When they began analyzing this data, the researchers found that dogs clustered by breed and were genetically distinct from wolves.

Only a few breeds — such as basenjis, Akitas, and Siberian huskies — showed strong evidence of admixture with wolves. These and other admixed breeds fall into a group of so-called "ancient" breeds that diverge from "modern" dog breeds, the researchers noted.

"The limitation of evidence for admixture to only a few breeds is striking given that backcrossing between dogs and wolves is know to occur and dogs and wolves coexist widely," the researchers noted. "Given that modern breeds are the products of controlled breeding practices of the Victorian era … the lack of detectable admixture with wolves is consistent with the strict breeding regimes recently implemented by humans."

Overall, their phylogenetic analyses identified three divergent ancient breeds, making up Asian, Middle Eastern, and northern groups.

Contrary to mitochondrial DNA studies suggesting domestic dogs originated in East Asia, the researchers analyses indicated that Middle Eastern wolves provided the main source of genetic diversity for domestic dogs, though pockets of interbreeding with wolves occurred in other parts of the world — leading, for instance, to haplotype sharing between European wolves and greyhounds, whippets, and a few other breeds and haplotype sharing between Chinese wolves and dogs from the Akita and chow chow breeds.

The team also found that dog diversity didn't consistently vary with geography. Instead, genetic clusters tended to correlate with functional and phenotypic traits. For example, herding dogs clustered together, as did retrievers, sight hounds, and so on.
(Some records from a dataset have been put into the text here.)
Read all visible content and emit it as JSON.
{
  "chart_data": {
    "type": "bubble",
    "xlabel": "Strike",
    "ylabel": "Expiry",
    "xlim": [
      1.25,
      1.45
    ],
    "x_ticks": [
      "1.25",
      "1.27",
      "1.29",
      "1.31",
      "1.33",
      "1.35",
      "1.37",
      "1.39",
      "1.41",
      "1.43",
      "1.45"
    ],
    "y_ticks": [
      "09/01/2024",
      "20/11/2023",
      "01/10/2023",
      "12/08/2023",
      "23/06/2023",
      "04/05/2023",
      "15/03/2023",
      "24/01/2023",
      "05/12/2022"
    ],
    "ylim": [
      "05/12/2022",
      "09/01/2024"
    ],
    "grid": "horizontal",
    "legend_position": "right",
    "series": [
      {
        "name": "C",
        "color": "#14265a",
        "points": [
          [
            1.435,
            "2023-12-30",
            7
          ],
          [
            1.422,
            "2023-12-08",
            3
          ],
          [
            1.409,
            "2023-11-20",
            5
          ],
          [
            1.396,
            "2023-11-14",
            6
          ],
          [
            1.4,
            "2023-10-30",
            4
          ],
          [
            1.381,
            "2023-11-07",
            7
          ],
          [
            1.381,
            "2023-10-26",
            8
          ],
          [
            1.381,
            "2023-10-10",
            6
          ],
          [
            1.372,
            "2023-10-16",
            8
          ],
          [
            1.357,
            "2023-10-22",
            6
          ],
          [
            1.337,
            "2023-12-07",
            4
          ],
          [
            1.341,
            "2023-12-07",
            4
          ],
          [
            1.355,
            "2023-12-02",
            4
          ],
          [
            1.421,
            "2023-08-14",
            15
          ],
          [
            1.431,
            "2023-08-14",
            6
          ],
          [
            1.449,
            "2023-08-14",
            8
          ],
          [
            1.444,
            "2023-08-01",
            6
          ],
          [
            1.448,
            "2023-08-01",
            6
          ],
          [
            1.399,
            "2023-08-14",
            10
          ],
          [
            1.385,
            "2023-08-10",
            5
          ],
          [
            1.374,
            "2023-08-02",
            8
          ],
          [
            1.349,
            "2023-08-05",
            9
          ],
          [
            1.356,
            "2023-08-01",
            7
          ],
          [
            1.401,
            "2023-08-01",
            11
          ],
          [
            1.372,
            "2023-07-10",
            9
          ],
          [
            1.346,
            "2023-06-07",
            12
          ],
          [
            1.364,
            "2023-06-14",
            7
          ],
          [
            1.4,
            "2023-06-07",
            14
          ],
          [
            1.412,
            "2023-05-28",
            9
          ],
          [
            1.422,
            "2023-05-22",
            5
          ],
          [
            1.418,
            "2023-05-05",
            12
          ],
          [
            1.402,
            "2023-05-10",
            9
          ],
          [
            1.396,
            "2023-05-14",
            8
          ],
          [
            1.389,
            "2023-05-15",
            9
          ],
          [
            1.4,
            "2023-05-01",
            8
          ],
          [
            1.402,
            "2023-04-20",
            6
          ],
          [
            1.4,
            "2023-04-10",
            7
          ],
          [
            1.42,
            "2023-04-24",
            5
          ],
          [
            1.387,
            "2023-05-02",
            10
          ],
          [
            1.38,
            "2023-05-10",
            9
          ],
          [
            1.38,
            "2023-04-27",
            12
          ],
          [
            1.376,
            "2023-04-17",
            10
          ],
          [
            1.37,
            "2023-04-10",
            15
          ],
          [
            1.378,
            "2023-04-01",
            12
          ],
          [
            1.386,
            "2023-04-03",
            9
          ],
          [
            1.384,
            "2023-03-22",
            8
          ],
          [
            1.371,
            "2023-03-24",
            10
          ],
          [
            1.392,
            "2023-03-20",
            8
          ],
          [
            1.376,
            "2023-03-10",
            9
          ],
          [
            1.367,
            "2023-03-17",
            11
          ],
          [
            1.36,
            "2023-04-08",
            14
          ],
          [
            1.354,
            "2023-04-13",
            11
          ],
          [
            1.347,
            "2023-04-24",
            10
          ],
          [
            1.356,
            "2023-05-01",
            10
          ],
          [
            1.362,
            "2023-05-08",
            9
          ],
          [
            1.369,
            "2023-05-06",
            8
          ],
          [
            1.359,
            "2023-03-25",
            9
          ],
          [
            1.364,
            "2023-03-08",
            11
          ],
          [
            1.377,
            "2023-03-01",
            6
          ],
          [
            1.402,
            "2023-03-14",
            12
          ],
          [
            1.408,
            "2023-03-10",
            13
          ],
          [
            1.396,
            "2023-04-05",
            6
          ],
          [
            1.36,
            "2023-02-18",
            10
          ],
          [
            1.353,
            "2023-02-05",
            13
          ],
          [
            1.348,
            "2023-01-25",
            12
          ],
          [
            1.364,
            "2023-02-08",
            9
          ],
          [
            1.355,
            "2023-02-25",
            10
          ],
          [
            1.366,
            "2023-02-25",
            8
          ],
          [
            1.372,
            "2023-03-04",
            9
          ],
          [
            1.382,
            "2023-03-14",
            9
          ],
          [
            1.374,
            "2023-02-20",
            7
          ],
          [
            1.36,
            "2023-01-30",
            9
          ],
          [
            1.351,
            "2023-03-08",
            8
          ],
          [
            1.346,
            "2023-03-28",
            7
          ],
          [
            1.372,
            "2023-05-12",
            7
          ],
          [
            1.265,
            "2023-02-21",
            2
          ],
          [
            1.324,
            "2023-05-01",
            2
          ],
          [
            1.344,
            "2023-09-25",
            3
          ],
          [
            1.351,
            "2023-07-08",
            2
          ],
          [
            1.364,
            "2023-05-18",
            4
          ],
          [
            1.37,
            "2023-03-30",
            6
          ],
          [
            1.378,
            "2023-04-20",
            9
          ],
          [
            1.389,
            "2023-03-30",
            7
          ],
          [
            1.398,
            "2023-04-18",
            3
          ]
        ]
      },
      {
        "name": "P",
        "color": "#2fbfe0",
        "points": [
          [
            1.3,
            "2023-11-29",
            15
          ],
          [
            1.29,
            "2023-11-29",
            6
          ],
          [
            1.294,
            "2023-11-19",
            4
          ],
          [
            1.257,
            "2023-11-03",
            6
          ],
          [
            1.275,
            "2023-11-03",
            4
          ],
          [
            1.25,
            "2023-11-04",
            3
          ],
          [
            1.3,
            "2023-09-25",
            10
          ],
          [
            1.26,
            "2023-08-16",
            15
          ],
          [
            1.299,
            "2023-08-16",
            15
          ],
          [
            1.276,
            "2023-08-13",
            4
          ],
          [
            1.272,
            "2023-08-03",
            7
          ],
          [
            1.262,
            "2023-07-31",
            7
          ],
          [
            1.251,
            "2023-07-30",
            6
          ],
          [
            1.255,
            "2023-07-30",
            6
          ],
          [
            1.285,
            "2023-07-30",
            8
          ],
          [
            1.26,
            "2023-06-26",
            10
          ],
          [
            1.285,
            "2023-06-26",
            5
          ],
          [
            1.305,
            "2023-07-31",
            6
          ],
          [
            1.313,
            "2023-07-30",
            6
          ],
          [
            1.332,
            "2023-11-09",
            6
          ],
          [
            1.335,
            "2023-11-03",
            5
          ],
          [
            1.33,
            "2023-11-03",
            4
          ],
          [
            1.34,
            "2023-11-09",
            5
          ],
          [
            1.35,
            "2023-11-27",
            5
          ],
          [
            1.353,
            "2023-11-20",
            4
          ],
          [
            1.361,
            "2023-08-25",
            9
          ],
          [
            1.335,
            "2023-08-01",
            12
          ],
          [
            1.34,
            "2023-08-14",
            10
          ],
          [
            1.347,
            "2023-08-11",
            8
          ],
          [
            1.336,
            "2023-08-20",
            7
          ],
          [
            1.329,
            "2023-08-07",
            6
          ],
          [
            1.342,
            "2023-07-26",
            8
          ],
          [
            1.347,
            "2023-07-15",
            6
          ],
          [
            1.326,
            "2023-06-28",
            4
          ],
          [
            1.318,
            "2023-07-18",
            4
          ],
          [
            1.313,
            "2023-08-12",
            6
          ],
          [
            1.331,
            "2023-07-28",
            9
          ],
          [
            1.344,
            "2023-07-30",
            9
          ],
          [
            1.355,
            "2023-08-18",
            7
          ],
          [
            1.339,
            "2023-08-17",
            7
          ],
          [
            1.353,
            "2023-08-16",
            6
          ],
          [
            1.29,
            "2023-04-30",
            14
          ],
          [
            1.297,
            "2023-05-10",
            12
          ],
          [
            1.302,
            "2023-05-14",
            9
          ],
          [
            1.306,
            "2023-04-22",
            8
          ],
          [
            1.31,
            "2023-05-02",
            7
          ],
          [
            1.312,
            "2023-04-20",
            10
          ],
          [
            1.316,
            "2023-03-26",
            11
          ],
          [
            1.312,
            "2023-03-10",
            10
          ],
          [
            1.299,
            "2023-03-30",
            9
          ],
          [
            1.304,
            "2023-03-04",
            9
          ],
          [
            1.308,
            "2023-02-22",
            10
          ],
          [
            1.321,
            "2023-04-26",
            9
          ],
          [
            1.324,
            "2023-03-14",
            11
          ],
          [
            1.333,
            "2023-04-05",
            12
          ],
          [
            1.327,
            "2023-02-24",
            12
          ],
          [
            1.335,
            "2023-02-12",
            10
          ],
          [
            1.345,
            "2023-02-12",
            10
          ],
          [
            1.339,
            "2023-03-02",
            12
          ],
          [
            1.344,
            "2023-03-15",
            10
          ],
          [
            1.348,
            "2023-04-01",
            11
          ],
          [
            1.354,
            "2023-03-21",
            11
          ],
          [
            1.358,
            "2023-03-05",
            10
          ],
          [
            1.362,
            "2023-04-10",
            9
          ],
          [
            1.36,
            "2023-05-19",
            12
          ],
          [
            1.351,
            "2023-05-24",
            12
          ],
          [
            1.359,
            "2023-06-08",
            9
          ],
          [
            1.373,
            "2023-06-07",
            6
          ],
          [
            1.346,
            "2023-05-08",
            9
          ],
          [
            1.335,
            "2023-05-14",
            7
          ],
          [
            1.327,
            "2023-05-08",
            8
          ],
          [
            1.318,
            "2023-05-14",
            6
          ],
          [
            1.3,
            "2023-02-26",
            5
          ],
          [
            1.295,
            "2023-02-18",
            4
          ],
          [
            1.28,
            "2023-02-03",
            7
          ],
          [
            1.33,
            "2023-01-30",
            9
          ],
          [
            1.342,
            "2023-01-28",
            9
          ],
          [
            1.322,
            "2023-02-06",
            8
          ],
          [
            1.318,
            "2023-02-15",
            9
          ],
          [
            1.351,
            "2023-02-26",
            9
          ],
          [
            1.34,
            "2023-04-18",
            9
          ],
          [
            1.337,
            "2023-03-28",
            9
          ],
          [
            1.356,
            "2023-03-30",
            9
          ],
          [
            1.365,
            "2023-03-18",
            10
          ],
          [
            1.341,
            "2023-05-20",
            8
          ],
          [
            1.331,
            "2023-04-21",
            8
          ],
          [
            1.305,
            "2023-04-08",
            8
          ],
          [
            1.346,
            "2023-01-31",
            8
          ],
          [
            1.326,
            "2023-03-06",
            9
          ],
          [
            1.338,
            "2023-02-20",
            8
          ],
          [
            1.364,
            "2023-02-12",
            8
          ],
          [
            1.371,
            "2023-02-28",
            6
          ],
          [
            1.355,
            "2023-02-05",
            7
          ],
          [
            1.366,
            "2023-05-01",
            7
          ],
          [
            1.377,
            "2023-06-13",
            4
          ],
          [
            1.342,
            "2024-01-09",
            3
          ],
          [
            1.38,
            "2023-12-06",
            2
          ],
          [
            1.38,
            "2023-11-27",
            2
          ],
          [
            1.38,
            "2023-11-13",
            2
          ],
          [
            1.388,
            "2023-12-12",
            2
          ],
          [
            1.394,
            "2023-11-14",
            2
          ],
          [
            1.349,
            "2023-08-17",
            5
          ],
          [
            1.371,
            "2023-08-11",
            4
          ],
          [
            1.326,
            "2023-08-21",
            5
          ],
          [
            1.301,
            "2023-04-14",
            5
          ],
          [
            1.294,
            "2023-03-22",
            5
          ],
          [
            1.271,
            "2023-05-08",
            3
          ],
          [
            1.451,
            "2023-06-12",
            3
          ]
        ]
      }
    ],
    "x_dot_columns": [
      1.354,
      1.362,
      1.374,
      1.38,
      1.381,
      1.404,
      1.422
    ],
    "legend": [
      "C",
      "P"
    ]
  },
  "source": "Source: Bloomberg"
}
In addition, Wayne noted, even within different lineages, the same discrete mutations seem to underlie specific traits. That means many dog traits can be distilled down to a handful of key genes, he explained, noting that short dogs from different breeds share one mutation, while those with short limbs share another.

"Our results show that Middle Eastern wolves were a critical source of genome diversity, although interbreeding with local wolf populations clearly occurred elsewhere in the early history of specific lineages," the researchers wrote. "More recently, the evolution of modern dog breeds seems to have been an iterative process that drew on a limited genetic toolkit to create remarkable phenotypic diversity."

In an accompanying paper in BMC Biology last month, members of the team provided a more detailed look at one such gene, the insulin-like growth factor IGF1, which contains a characteristic SINE element and SNP in small dog breeds.

Other research coming out in the future will include studies looking at how many genes are responsible for phenotypic differences in dogs as well as a study focusing on genetic patterns in wild dogs, such as wolves, Wayne said.